Wednesday I went to the Florida Marlins’ final game of the season. It was also the last game that they played in the cavernous football stadium owned by the Miami Dolphins. They’ve been tenants for 19 seasons, their entire existence. Next season they will play in their own new stadium in downtown Miami. The stadium will have a retractable roof and it was designed for baseball. The team will also have a new name: the Miami Marlins.
This was also the final game for the Marlins’ 80 year old manager Jack McKeon who is retiring after 62 years in professional baseball, as a player, coach, manager and executive. He was the Marlins’ manager in 2005 when they won their second World Series Championship in the team’s short history. He is the second oldest manager in the history of major league baseball, and the oldest to have managed a World Series winner.
The first pitch of the game. The ball is about 40% of the way to the the batter. It’s easier to see if you enlarge the photo. The condition of the field was sad. Remnants of the yard lines and end zone lettering from several football games played there in September by both the Dolphins and the University of Miami can be seen. In many areas of the field the grass was very thin or non-existent. Prior to the football season the field was always awesome to look at. It was so perfect one would think that each blade of grass had been individually measured and cut by scissors to uniform height. It looked like a lush green carpet.

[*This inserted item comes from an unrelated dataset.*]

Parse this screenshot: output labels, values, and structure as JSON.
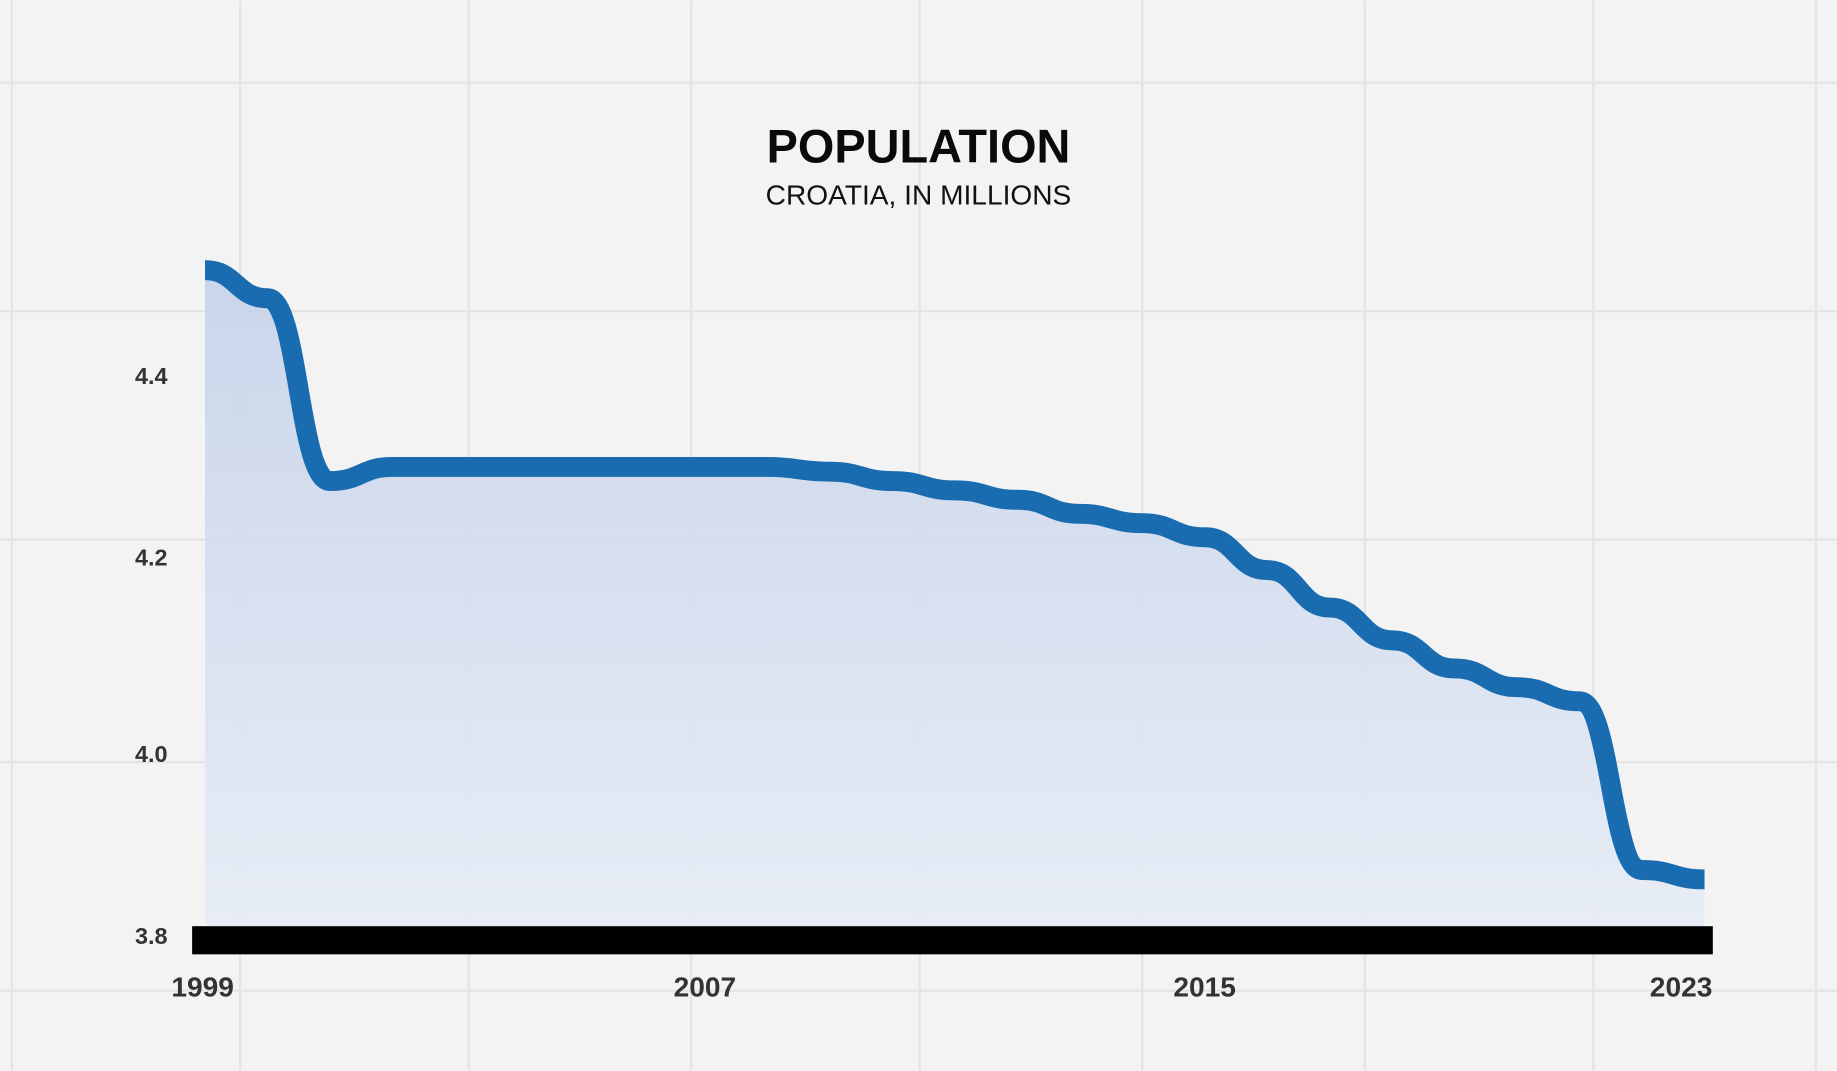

Marlins’ fans have been criticized over the years for their poor attendance, which in the past few years averaged around 18,000 per game, whereas the overall average attendance in major league baseball is around 30,000 per game. I believe the criticism has been unfair. Attending games in that stadium was always an unpleasant experience. The average temperature during games is usually in the 90’s and during daylight hours the sun is brutal. That is when it wasn’t raining. Weather delays of several hours were frequent. Plus, very few seats were under cover. One could reasonably expect to be blistered by the sun, drenched by rain and roasted by the heat. Starting next season the games will be played in air conditioned comfort, and there will be no weather delays.